Gardner earned a degree in Economics (with first class honours)] and a PhD from the University of Sydney. As an academic, her area of specialization was in the field of industrial relations. As a Fulbright postdoctoral fellow, she spent time at Massachusetts Institute of Technology, Cornell University, and the University of California, Berkeley.

[edit] University leadership

Her earliest executive position was at Griffith University, where she was Pro Vice-Chancellor. At the University of Queensland, she served as Deputy Vice-Chancellor (Academic).

Professor Gardner has been a member of a number of boards, including in the arts and education sector. She is currently a member of the Board of the Carrick Institute for Learning and Teaching in Higher Education and of the Business Industry and Higher Education Collaboration Council. She is also Chair of RMIT International University and RMIT Vietnam Holdings, and a number of the Boards of RMIT International and RMIT Training.

[edit] Works

Professor Gardner has also written and co-authored several books including Employment Relations: Industrial Relations and Human Resource Management in Australia (2nd Edition), and Human Resource Management and Industrial Relations in the Public Sector, as well as a wide range of journal articles, conference papers and government reports.
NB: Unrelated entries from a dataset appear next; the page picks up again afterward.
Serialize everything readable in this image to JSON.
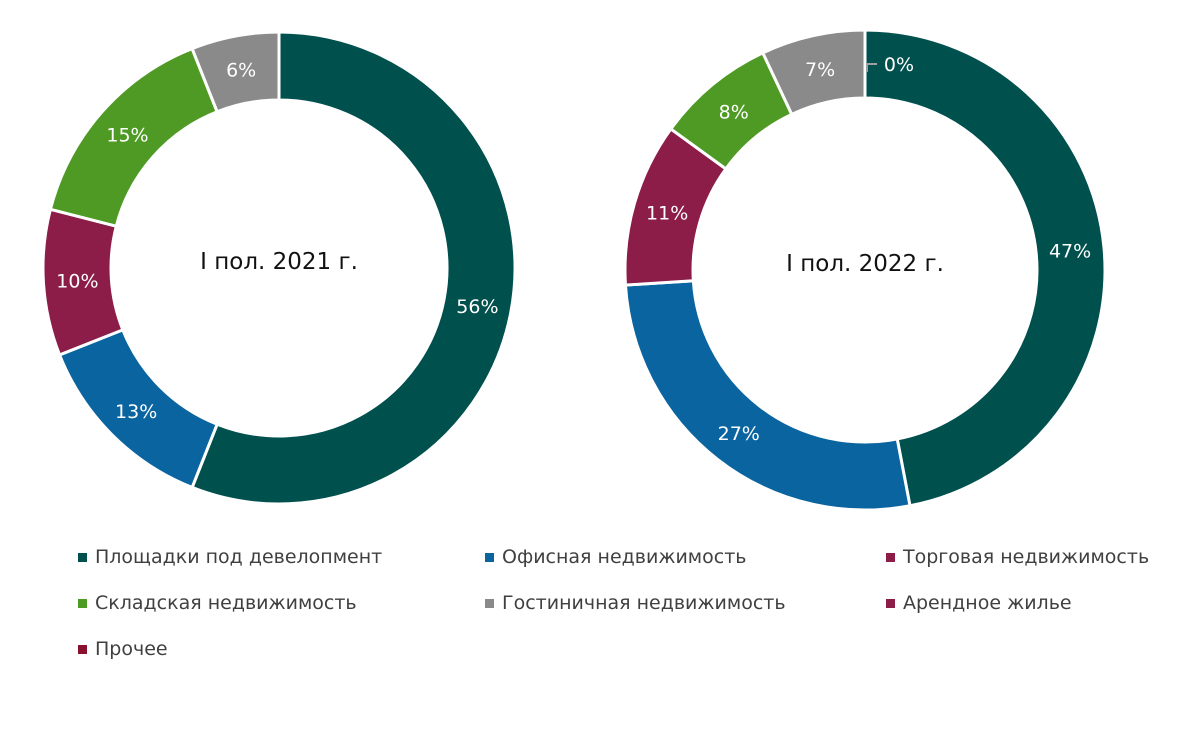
{
  "chart_data": [
    {
      "type": "donut",
      "title": "I пол. 2021 г.",
      "slices": [
        {
          "category": "Площадки под девелопмент",
          "value": 56,
          "label": "56%"
        },
        {
          "category": "Офисная недвижимость",
          "value": 13,
          "label": "13%"
        },
        {
          "category": "Торговая недвижимость",
          "value": 10,
          "label": "10%"
        },
        {
          "category": "Складская недвижимость",
          "value": 15,
          "label": "15%"
        },
        {
          "category": "Гостиничная недвижимость",
          "value": 6,
          "label": "6%"
        }
      ]
    },
    {
      "type": "donut",
      "title": "I пол. 2022 г.",
      "slices": [
        {
          "category": "Площадки под девелопмент",
          "value": 47,
          "label": "47%"
        },
        {
          "category": "Офисная недвижимость",
          "value": 27,
          "label": "27%"
        },
        {
          "category": "Торговая недвижимость",
          "value": 11,
          "label": "11%"
        },
        {
          "category": "Складская недвижимость",
          "value": 8,
          "label": "8%"
        },
        {
          "category": "Гостиничная недвижимость",
          "value": 7,
          "label": "7%"
        },
        {
          "category": "Арендное жилье",
          "value": 0,
          "label": "0%"
        }
      ]
    }
  ],
  "legend": [
    {
      "label": "Площадки под девелопмент",
      "color": "#00504e"
    },
    {
      "label": "Офисная недвижимость",
      "color": "#0a64a0"
    },
    {
      "label": "Торговая недвижимость",
      "color": "#8c1c48"
    },
    {
      "label": "Складская недвижимость",
      "color": "#4e9a24"
    },
    {
      "label": "Гостиничная недвижимость",
      "color": "#8a8a8a"
    },
    {
      "label": "Арендное жилье",
      "color": "#8c1c48"
    },
    {
      "label": "Прочее",
      "color": "#8a1030"
    }
  ]
}
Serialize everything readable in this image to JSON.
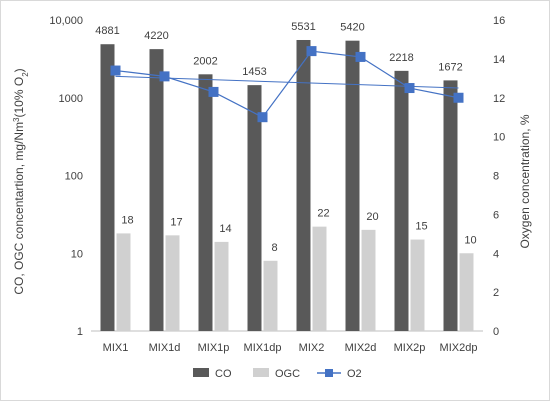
{
  "chart_data": {
    "type": "bar",
    "categories": [
      "MIX1",
      "MIX1d",
      "MIX1p",
      "MIX1dp",
      "MIX2",
      "MIX2d",
      "MIX2p",
      "MIX2dp"
    ],
    "series": [
      {
        "name": "CO",
        "kind": "bar",
        "axis": "left",
        "color": "#595959",
        "values": [
          4881,
          4220,
          2002,
          1453,
          5531,
          5420,
          2218,
          1672
        ]
      },
      {
        "name": "OGC",
        "kind": "bar",
        "axis": "left",
        "color": "#d0d0d0",
        "values": [
          18,
          17,
          14,
          8,
          22,
          20,
          15,
          10
        ]
      },
      {
        "name": "O2",
        "kind": "line",
        "axis": "right",
        "color": "#4472c4",
        "marker": "square",
        "values": [
          13.4,
          13.1,
          12.3,
          11.0,
          14.4,
          14.1,
          12.5,
          12.0
        ]
      }
    ],
    "data_labels": {
      "CO": [
        "4881",
        "4220",
        "2002",
        "1453",
        "5531",
        "5420",
        "2218",
        "1672"
      ],
      "OGC": [
        "18",
        "17",
        "14",
        "8",
        "22",
        "20",
        "15",
        "10"
      ]
    },
    "trendline": {
      "series": "O2",
      "start": 13.1,
      "end": 12.5,
      "color": "#4472c4"
    },
    "left_axis": {
      "label_html": "CO, OGC concentartion, mg/Nm<sup>3</sup>(10% O<sub>2</sub>)",
      "label_text": "CO, OGC concentartion, mg/Nm3(10% O2)",
      "scale": "log",
      "ylim": [
        1,
        10000
      ],
      "ticks": [
        "1",
        "10",
        "100",
        "1000",
        "10,000"
      ]
    },
    "right_axis": {
      "label": "Oxygen concentration, %",
      "ylim": [
        0,
        16
      ],
      "ticks": [
        "0",
        "2",
        "4",
        "6",
        "8",
        "10",
        "12",
        "14",
        "16"
      ]
    },
    "grid": false,
    "legend": {
      "position": "bottom",
      "items": [
        "CO",
        "OGC",
        "O2"
      ]
    }
  }
}
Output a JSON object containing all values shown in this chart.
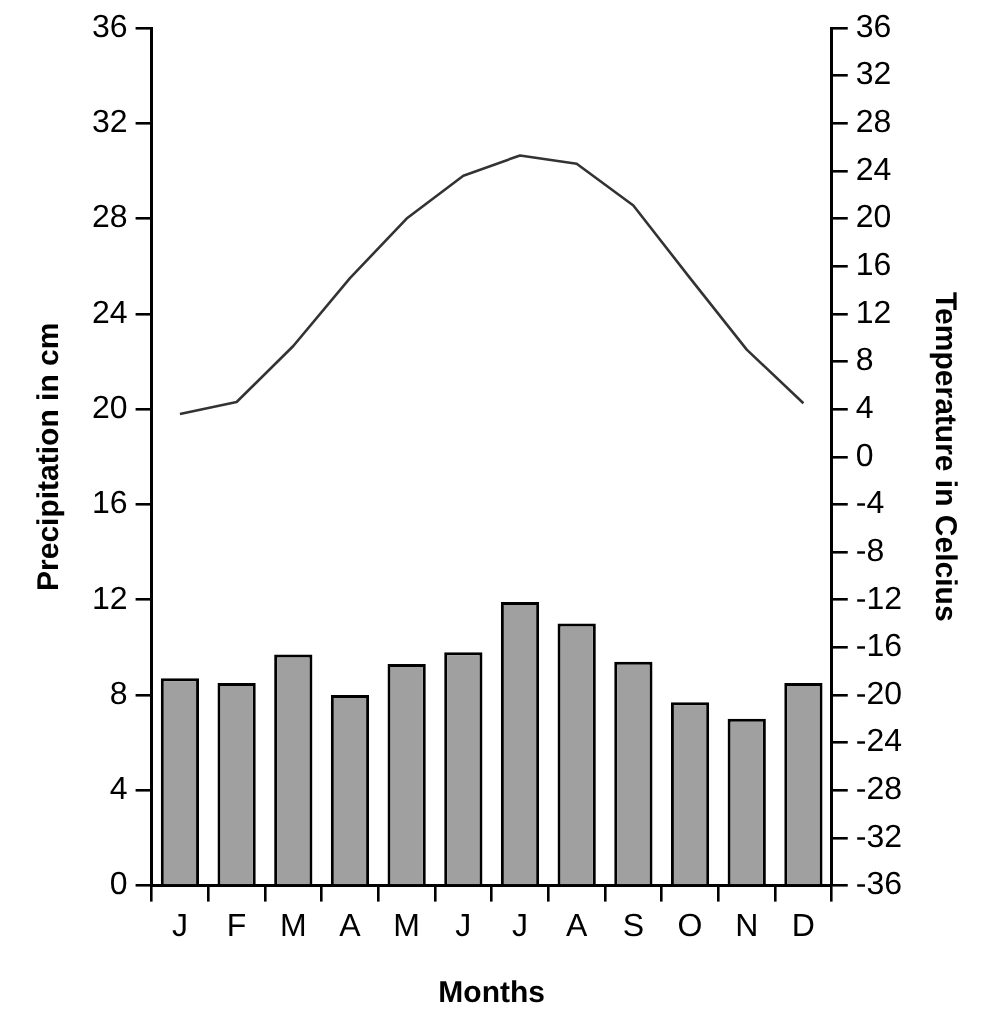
{
  "chart_data": {
    "type": "bar",
    "xlabel": "Months",
    "ylabel": "Precipitation in cm",
    "y2label": "Temperature in Celcius",
    "categories": [
      "J",
      "F",
      "M",
      "A",
      "M",
      "J",
      "J",
      "A",
      "S",
      "O",
      "N",
      "D"
    ],
    "series": [
      {
        "color": "#a0a0a0",
        "values": [
          8.7,
          8.5,
          9.7,
          8.0,
          9.3,
          9.8,
          11.9,
          11.0,
          9.4,
          7.7,
          7.0,
          8.5
        ]
      },
      {
        "type": "line",
        "axis": "y2",
        "color": "#333333",
        "values": [
          3.6,
          4.6,
          9.3,
          15,
          20,
          23.6,
          25.3,
          24.6,
          21.1,
          15,
          9,
          4.5
        ]
      }
    ],
    "ylim": [
      0,
      36
    ],
    "yticks": [
      0,
      4,
      8,
      12,
      16,
      20,
      24,
      28,
      32,
      36
    ],
    "y2lim": [
      -36,
      36
    ],
    "y2ticks": [
      -36,
      -32,
      -28,
      -24,
      -20,
      -16,
      -12,
      -8,
      -4,
      0,
      4,
      8,
      12,
      16,
      20,
      24,
      28,
      32,
      36
    ],
    "grid": false,
    "legend": false,
    "marker": "none",
    "line_style": "solid"
  }
}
Gardner has served as Chair of two major Queensland government taskforces. In 2002 she authored The Review of Pathways Articulation Through the Post-Compulsory Years of School to Further Education Training and Labour Market Participation. In 1998 she wrote the Review on Queensland Industrial Relations Legislation.

[edit] Honors

Professor Gardner was made an Officer of the Order of Australia in the Australia Day Awards in February 2007, for service to tertiary education, particularly in the areas of university governance and gender equity; and to industrial relations in Queensland.

[edit] Personal

Margaret Gardner's husband, Glyn Davis, is the University of Melbourne's vice-chancellor.

[edit] Controversies

In 2008, Gardner and the RMIT Administration were criticised for their decision to turn RMIT's Muslim Prayer Room into another multi-faith centre. This caused the RMIT Islamic Society to call on hundreds of their Muslim students to protest by holding Friday prayers in Bowen Street, the University's main thoroughfare. Some activist organisations labeled the University's decision Islamophobic and racist. RMIT was also attacked in 2007 for attempting to shut down the campus Disability Liaison Unit.[1]